A Republic, If the Courts Can Keep It?

Authors

Laurence Claus

Document Type

Article

Publication Date

2019

Abstract

This contribution to a conference celebrating Andrew Coan’s Rationing the Constitution: How Judicial Capacity Shapes Supreme Court Decision-Making (Harvard Univ. Press, 2019) makes three primary points.

First, I explain why the Supreme Court’s flawed reasoning in INS v. Chadha supports Coan’s judicial capacity theory of Supreme Court decision making.

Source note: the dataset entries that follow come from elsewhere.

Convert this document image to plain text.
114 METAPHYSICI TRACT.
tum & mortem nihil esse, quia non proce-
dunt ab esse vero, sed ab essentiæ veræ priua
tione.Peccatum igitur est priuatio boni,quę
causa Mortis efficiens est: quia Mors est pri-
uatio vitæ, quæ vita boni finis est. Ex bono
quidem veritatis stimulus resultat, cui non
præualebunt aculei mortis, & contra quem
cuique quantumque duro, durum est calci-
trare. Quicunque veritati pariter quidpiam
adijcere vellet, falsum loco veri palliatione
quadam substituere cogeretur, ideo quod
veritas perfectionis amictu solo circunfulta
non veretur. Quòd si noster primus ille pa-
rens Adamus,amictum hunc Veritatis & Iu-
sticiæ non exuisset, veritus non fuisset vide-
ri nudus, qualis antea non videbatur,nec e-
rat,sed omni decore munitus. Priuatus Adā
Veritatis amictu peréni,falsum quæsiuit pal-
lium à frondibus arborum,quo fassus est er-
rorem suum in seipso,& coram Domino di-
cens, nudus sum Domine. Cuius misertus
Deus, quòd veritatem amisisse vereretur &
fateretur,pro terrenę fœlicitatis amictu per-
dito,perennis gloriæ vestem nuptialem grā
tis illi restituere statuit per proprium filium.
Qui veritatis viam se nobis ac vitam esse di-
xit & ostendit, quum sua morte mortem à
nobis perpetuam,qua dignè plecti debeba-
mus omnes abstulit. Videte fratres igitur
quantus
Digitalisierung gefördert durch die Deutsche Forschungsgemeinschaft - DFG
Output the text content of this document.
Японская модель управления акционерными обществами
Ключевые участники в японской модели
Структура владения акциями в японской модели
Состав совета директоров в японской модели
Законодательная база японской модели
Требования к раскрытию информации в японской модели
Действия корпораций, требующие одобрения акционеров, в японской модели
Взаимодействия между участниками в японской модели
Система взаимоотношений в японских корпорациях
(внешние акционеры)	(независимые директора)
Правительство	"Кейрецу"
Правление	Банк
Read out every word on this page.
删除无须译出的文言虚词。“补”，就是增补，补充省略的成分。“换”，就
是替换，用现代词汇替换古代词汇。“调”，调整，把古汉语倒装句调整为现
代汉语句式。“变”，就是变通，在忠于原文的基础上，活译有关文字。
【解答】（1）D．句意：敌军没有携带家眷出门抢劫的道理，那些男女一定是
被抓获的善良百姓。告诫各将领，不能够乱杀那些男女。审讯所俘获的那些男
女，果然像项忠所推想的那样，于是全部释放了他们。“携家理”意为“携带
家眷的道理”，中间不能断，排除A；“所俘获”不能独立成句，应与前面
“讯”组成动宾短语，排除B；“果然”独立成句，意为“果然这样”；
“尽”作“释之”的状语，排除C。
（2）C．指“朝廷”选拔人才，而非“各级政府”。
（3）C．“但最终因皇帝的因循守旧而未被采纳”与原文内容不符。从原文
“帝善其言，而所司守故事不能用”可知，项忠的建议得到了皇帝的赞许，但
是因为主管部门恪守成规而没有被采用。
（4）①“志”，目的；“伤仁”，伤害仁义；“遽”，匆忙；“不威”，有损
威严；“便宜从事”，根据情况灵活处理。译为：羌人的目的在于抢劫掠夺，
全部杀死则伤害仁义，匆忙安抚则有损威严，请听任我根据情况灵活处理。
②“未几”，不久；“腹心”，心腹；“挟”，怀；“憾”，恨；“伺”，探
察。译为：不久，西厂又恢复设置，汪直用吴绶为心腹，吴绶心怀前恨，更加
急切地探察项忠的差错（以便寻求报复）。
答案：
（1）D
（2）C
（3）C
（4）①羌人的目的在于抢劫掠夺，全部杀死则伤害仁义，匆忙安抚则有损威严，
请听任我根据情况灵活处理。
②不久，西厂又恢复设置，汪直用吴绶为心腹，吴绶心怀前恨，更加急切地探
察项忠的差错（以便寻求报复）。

Second, I show why judicial capacity concerns do not support the Supreme Court’s decision in Rucho v. Common Cause to treat the constitutionality of partisan gerrymandering as a nonjusticiable political question. The Court could and should have announced a bright line rule against any partisan calculation in districting decision making, and let lower courts adjudicate the pure question of fact that such a rule would raise. Recent scholarship is converging in this direction. The weakness in Justice Kagan’s dissent lay in conceding any place for partisan calculation in districting. Predominant purpose tests, pulled across from racial affirmative action cases, do not fit partisan gerrymandering. Even the Court’s staunchest opponents of racial affirmative action concede that the goals of that action may be laudable; those opponents just contend that weightier moral reasons call for race neutrality in almost all circumstances. No one on the Court uses “laudable” to describe the goals of partisan gerrymandering. Partisan reasons are not redeemed by being low impact. Partisan reasons should have no impact on governing actions.

Third, I argue that the Court should have identified a nonjusticiable political question not in Rucho, but, as other recent scholarship has suggested, in Shelby County v. Holder. Congress’s provision for preclearance in the Voting Rights Act serves not only to uphold the promises of the fourteenth and fifteenth amendments, but also to fulfill the national government’s constitutional duty to guarantee every state in the Union a republican form of government. The Court has long held that it will not second guess the judgment of the elected branches about what republican form requires.